1 Ağustos'ta, Hong Kong "Stablecoin Yönetmeliği"ni resmi olarak uygulamaya koydu, bu da fiat stabilcoin'ler için dünya çapında ilk kapsamlı düzenleyici çerçevedir. Bu düzenleme, stabilcoin ihraççıları için zorlayıcı gereklilikler getirmekte olup, zorunlu lisanslama, tam rezerv, kara para aklamayla mücadele gibi birçok düzenlemeyi içermektedir. İhraççılar, en az 25 milyon Hong Kong Doları ödenmiş sermayeye sahip olmalı, %100 rezerv varlıklarını yüksek likiditeye sahip varlıklara tahsis etmeli ve etkili bir kara para aklamayla mücadele mekanizması oluşturmalıdır.
Hong Kong Finansal Yönetim Otoritesi, uygulama detaylarını daha da netleştiren bir dizi ek düzenleyici belge yayımladı. Bunlar arasında, müşteri kimlik doğrulama gereklilikleri özellikle katıdır. Stabilcoin ihraççıları, kullanıcılara tam müşteri durumu sorgulaması yapmak zorundadır, en az 5 yıl süreyle gerçek kimlik verilerini saklamalıdır ve anonim kullanıcılara hizmet verilmemelidir. Bu düzenlemeler, Hong Kong stabilcoinlerinin DeFi protokollerinde kullanılmasını zorlaştırmakta ve piyasa rekabetçiliğini etkileyebilir.
Ayrıca, düzenlemeler, ihraççıların ilgili yargı yetkilerinin yasalarına uymalarını ve sınır ötesi operasyonlar için bir risk yönetim sistemi oluşturmalarını talep etmektedir.

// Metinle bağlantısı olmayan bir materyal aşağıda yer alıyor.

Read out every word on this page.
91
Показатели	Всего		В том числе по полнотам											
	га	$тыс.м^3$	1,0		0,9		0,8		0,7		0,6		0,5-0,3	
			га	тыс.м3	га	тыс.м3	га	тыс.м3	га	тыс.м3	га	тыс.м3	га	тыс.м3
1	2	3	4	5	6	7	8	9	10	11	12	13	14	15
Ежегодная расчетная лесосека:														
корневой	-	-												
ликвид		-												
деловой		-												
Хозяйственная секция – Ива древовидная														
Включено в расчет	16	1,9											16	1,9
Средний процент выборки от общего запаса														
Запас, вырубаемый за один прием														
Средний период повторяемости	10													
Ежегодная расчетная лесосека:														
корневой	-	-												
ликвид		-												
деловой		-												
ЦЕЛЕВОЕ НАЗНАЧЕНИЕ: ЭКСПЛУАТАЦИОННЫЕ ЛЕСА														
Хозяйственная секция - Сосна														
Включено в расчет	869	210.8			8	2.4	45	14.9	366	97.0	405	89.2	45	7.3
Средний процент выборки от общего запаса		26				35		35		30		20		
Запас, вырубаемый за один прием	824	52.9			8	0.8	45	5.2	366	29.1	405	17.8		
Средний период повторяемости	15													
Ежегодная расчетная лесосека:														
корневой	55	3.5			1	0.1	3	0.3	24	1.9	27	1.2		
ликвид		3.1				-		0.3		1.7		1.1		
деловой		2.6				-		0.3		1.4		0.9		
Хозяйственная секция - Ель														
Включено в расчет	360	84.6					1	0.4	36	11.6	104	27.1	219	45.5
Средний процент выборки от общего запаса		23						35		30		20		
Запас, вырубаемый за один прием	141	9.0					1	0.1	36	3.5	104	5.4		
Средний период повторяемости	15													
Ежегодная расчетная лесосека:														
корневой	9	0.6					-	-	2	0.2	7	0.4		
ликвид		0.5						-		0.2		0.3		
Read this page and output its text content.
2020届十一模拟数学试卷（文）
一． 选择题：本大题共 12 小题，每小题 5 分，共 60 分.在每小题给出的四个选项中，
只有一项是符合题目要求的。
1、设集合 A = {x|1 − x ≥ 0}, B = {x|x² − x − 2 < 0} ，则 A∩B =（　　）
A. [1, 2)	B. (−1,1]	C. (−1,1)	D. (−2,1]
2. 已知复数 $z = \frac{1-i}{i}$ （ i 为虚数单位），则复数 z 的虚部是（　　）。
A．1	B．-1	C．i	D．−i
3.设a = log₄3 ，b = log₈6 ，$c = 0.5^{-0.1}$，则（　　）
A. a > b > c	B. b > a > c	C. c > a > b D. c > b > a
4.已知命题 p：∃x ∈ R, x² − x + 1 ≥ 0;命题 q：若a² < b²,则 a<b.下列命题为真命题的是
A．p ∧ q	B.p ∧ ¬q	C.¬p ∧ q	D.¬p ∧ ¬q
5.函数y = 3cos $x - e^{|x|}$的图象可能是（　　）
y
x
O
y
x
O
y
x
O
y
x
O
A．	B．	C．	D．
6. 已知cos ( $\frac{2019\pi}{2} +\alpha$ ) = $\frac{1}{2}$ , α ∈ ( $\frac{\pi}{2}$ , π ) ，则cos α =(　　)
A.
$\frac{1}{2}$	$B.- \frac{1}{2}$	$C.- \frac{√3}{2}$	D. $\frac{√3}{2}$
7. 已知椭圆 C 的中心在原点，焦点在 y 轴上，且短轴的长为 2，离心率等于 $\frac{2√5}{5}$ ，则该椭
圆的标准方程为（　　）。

Bu, ihraççıların küresel politika değişikliklerini sürekli izlemeleri ve yurtdışı faaliyetlerinin uyumlu olmasını sağlamaları gerektiği anlamına gelmektedir.
Bu kadar katı düzenleyici gereklilikler, Hong Kong'un stablecoin düzenlemelerinin "dünyanın en katı stablecoin yasası" olarak adlandırılmasına neden oldu. Bu, yalnızca büyük bankaların ve finans devlerinin başvuru koşullarını karşılayabilmesini, küçük ve orta ölçekli işletmeler ile internet şirketlerinin lisans almasının zorlaşabileceği anlamına gelebilir.
Hong Kong'a benzer şekilde, Singapur da bu yılın Haziran ayında "en katı" dijital token hizmet sağlayıcıları politika kılavuzunu yayınladı. Bu, bazı Web3 projelerinin Singapur pazarından çıkma eğilimini tetikledi.
Buna karşın, Amerika'nın tutumu tamamen farklı. 31 Temmuz'da, Amerika Birleşik Devletleri Menkul Kıymetler ve Borsa Komisyonu (SEC) yeni başkanı Paul Atkins, "Project Crypto" adlı yeni bir planı açıkladı ve Amerika'yı "küresel kripto merkezi" haline getirme vizyonunu ifade etti. Bu plan, kripto varlıkların yeniden sınıflandırılmasını, merkeziyetsiz uygulamalara yasal statü verilmesini, lisanslama sisteminin basitleştirilmesi gibi birçok önlemi içermektedir.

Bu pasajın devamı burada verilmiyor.